Why then, has the fire service not completely endorsed, advocated for and demanded at the highest level the inclusion of fire sprinklers in every home, everywhere? I have heard, even recently, chief officers and prevention staff telling me that they do not fully support residential fire sprinklers. “They fail too often.” “We need to go anyways so why waste people’s money?” “They take away from what firefighters do.” It is very true that fires are not the only calls that firefighters respond to in modern society, far from it. However, they are certainly the most high profile and potentially catastrophic incidents we attend. Given actual structural fires are likely less than five per cent of our total call volumes, the argument is abundantly clear that fire sprinklers will not reduce staffing levels. There are far too many other important roles.
However, when I look at this perplexing phenomenon another way, even the naysayers are in fact validating the need for fire sprinklers in homes. The same fire service individuals with negative views are also very likely to be the ones who adamantly demand increased staff and fire halls to reduce response times. Overtly they are stating to elected officials and the public that speed is everything. Subliminally though, they are validating the argument for residential fire sprinklers in a very strong manner. There will never be a quicker response than a fire sprinkler head activating in response to a fire in the incipient, or other early stages. No response from suppression personnel or equipment could ever get there as fast. To even the most stridently opposed, this fact must be blatantly obvious.
Fortunately, the times are changing. By the time you read this article, the Home and Family Sprinkler Summit will have been held in Langley Township. Presented by the Fire Chiefs’ Association of British Columbia, and under the co-ordination of Chief Stephen Gamble, the target audience is diverse; from builders, to building inspectors, technicians to fire chiefs, and media to elected officials. At it, national experts in residential sprinklers, fire survivors, sprinkler advocates, and progressive professionals will have dispelled many persistent myths, presented many relevant and important facts, and demonstrated the unique and undeniable effectiveness of these life and property saving devices.

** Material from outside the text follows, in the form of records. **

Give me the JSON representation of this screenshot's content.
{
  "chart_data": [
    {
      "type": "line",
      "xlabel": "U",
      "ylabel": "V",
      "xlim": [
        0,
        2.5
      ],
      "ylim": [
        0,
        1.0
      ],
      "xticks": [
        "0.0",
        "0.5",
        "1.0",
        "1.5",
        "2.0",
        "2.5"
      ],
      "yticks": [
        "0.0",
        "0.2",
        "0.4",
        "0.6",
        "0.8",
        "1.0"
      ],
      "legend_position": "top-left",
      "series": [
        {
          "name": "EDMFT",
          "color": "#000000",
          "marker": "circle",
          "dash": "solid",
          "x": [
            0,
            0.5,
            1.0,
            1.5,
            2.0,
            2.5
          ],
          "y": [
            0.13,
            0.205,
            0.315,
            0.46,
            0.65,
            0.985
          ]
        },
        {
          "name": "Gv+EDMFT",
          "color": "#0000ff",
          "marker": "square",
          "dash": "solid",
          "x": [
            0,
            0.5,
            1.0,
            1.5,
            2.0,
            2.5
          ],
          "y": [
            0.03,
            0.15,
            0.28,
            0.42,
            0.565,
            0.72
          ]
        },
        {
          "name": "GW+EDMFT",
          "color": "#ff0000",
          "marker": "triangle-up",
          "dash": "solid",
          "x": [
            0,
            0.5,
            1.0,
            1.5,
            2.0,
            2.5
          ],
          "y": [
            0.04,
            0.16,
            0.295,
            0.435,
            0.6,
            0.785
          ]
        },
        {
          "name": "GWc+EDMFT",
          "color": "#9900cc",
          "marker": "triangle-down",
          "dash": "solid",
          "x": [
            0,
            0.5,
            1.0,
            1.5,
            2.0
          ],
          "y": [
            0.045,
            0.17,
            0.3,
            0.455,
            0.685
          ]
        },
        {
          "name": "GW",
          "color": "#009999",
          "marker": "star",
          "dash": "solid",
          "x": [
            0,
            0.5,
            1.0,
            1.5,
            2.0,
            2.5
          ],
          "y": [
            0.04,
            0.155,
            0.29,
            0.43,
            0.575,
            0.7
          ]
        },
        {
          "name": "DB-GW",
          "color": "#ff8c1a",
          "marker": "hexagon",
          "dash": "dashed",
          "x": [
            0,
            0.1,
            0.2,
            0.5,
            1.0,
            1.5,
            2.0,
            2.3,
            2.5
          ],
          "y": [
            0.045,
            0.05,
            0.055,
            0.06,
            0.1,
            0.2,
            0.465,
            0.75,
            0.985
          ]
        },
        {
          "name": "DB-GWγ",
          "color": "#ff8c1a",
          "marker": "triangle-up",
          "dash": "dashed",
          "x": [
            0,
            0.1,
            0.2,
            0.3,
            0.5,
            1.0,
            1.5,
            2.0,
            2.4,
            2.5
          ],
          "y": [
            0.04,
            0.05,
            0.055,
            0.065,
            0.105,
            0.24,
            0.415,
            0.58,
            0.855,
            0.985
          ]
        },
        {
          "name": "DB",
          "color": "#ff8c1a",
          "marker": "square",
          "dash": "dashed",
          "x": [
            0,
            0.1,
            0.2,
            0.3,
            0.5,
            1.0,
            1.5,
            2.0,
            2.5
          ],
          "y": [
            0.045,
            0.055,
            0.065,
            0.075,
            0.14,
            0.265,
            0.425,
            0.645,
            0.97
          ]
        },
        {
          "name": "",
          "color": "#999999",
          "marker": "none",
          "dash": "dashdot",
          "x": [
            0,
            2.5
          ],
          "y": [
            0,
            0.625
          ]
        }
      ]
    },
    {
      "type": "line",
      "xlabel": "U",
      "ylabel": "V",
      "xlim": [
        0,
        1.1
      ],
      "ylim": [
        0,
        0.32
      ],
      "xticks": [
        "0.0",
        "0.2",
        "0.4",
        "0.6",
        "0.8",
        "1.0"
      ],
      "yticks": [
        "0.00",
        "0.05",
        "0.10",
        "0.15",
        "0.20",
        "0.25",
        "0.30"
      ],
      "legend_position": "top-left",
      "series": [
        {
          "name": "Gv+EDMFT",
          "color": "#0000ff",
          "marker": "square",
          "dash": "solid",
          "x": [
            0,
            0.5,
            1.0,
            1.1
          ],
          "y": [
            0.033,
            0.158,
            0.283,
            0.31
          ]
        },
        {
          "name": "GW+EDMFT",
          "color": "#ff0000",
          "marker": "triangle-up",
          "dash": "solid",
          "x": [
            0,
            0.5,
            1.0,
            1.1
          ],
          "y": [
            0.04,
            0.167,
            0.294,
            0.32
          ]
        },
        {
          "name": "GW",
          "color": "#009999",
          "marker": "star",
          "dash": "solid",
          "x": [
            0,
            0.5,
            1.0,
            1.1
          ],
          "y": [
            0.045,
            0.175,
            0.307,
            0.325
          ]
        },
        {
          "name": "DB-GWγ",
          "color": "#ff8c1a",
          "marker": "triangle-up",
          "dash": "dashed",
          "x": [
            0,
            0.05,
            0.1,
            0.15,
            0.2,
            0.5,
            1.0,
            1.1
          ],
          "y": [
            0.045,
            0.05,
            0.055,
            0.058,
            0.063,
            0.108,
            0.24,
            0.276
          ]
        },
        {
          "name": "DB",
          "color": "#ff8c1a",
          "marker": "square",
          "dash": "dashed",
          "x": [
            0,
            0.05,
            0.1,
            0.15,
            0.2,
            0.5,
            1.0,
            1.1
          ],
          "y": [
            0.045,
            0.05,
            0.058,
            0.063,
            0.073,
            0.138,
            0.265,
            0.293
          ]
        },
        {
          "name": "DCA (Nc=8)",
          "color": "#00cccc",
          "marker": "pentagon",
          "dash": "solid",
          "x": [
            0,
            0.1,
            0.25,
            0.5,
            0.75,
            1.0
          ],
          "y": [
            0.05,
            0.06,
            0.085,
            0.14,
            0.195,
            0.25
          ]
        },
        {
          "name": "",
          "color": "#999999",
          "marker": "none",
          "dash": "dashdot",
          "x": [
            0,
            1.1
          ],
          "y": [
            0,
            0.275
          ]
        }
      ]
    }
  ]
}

As a fire service, across this nation, we all need to set aside bias and tradition and recognize the future. In-building suppression and control devices – fire sprinklers only being the current format – are becoming more sought after by safety-conscious home owners and more affordable to them. If you can install an in-ground lawn sprinkler system or granite countertops you have the funds necessary to install residential fire sprinklers in a new home. British Columbia is moving slowly, but steadily, toward legislation that will enable communities to require fire sprinklers in all new homes. Some in B.C. already have this requirement and are leading the way. The path to get everyone on board will be long, but as professionals sworn to protect the public from fire and other threats, there is no alternative. Fire sprinklers, and their future iterations, are the leading edge in fire safety. There simply is no other consideration that could be even close to equivalent and it is time that every firefighter, inspector and officer at all levels recognize this and live up to our sworn oath to protect.
Learn about fire sprinklers from experts, not pessimists. Research materials abound; read them and ask questions. More sprinkler summits will occur across Canada; attend one, or more. The Fire Sprinkler Coalition program is in place and will hopefully be embraced nationally, join up and/or visit the website at www.homefiresprinkler.org. Finally, recognize that fire sprinklers will save firefighter lives. You all believe in the importance of response times, so I now challenge you to advocate for the fastest response of all to fire – fire sprinklers.